Department of Marine Sciences, University of Georgia Athens, GA, USA.
Front Microbiol. 2013 Dec 12;4:386. doi: 10.3389/fmicb.2013.00386. eCollection 2013.
Marine hydrocarbon seeps are ecosystems that are rich in methane, and, in some cases, short-chain (C2-C5) and longer alkanes. C2-C4 alkanes such as ethane, propane, and butane can be significant components of seeping fluids.
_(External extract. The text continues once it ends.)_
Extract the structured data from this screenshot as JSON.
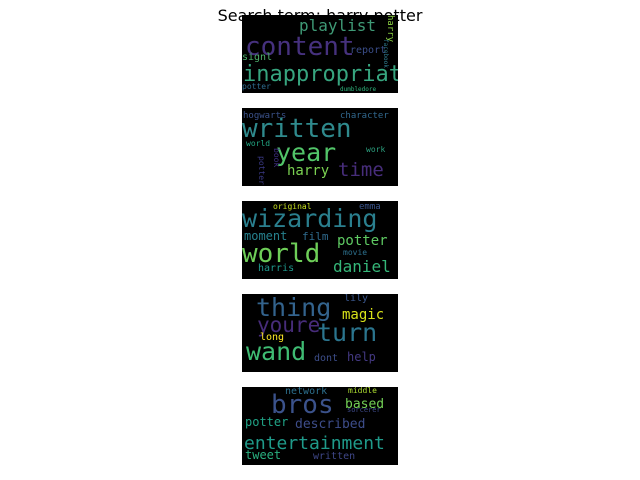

Some sulfate-reducing microbes oxidize short-chain alkanes anaerobically, and may play an important role in both the competition for sulfate and the local carbon budget. To better understand the anaerobic oxidation of short-chain n-alkanes coupled with sulfate-reduction, hydrocarbon-rich sediments from the Gulf of Mexico (GoM) were amended with artificial, sulfate-replete seawater and one of four n-alkanes (C1-C4) then incubated under strict anaerobic conditions. Measured rates of alkane oxidation and sulfate reduction closely follow stoichiometric predictions that assume the complete oxidation of alkanes to CO2 (though other sinks for alkane carbon likely exist). Changes in the δ(13)C of all the alkanes in the reactors show enrichment over the course of the incubation, with the C3 and C4 incubations showing the greatest enrichment (4.4 and 4.5‰, respectively). The concurrent depletion in the δ(13)C of dissolved inorganic carbon (DIC) implies a transfer of carbon from the alkane to the DIC pool (-3.5 and -6.7‰ for C3 and C4 incubations, respectively). Microbial community analyses reveal that certain members of the class Deltaproteobacteria are selectively enriched as the incubations degrade C1-C4 alkanes. Phylogenetic analyses indicate that distinct phylotypes are enriched in the ethane reactors, while phylotypes in the propane and butane reactors align with previously identified C3-C4 alkane-oxidizing sulfate-reducers. These data further constrain the potential influence of alkane oxidation on sulfate reduction rates (SRRs) in cold hydrocarbon-rich sediments, provide insight into their contribution to local carbon cycling, and illustrate the extent to which short-chain alkanes can serve as electron donors and govern microbial community composition and density.
海洋烃类渗漏是富含甲烷的生态系统,在某些情况下还含有短链(C2-C5)和长链烷烃。C2-C4 烷烃,如乙烷、丙烷和丁烷,可能是渗漏流体的重要组成部分。一些硫酸盐还原微生物可以在无氧条件下氧化短链烷烃,它们可能在硫酸盐竞争和局部碳预算方面发挥重要作用。为了更好地了解与硫酸盐还原偶联的短链正烷烃的厌氧氧化,从墨西哥湾(GoM)富含烃类的沉积物中添加了人工补充硫酸盐的海水和四种正烷烃(C1-C4)之一,然后在严格的厌氧条件下培养。烷烃氧化和硫酸盐还原的测量速率与假设烷烃完全氧化为 CO2 的化学计量预测密切相关(尽管烷烃碳可能还有其他汇)。反应器中所有烷烃的δ(13)C 随着培养时间的推移呈富集趋势,其中 C3 和 C4 培养物的富集程度最大(分别为 4.4 和 4.5‰)。溶解无机碳(DIC)中 δ(13)C 的同时消耗意味着碳从烷烃转移到 DIC 库中(C3 和 C4 培养物分别为-3.5 和-6.7‰)。微生物群落分析表明,在培养物降解 C1-C4 烷烃时,类脱卤杆菌的某些成员被选择性富集。系统发育分析表明,在乙烷反应器中富集了不同的基因型,而在丙烷和丁烷反应器中富集的基因型与先前鉴定的 C3-C4 烷烃氧化硫酸盐还原菌一致。这些数据进一步限制了烷烃氧化对冷烃类沉积物中硫酸盐还原速率(SRR)的潜在影响,深入了解了它们对当地碳循环的贡献,并说明了短链烷烃在多大程度上可以作为电子供体,并控制微生物群落组成和密度。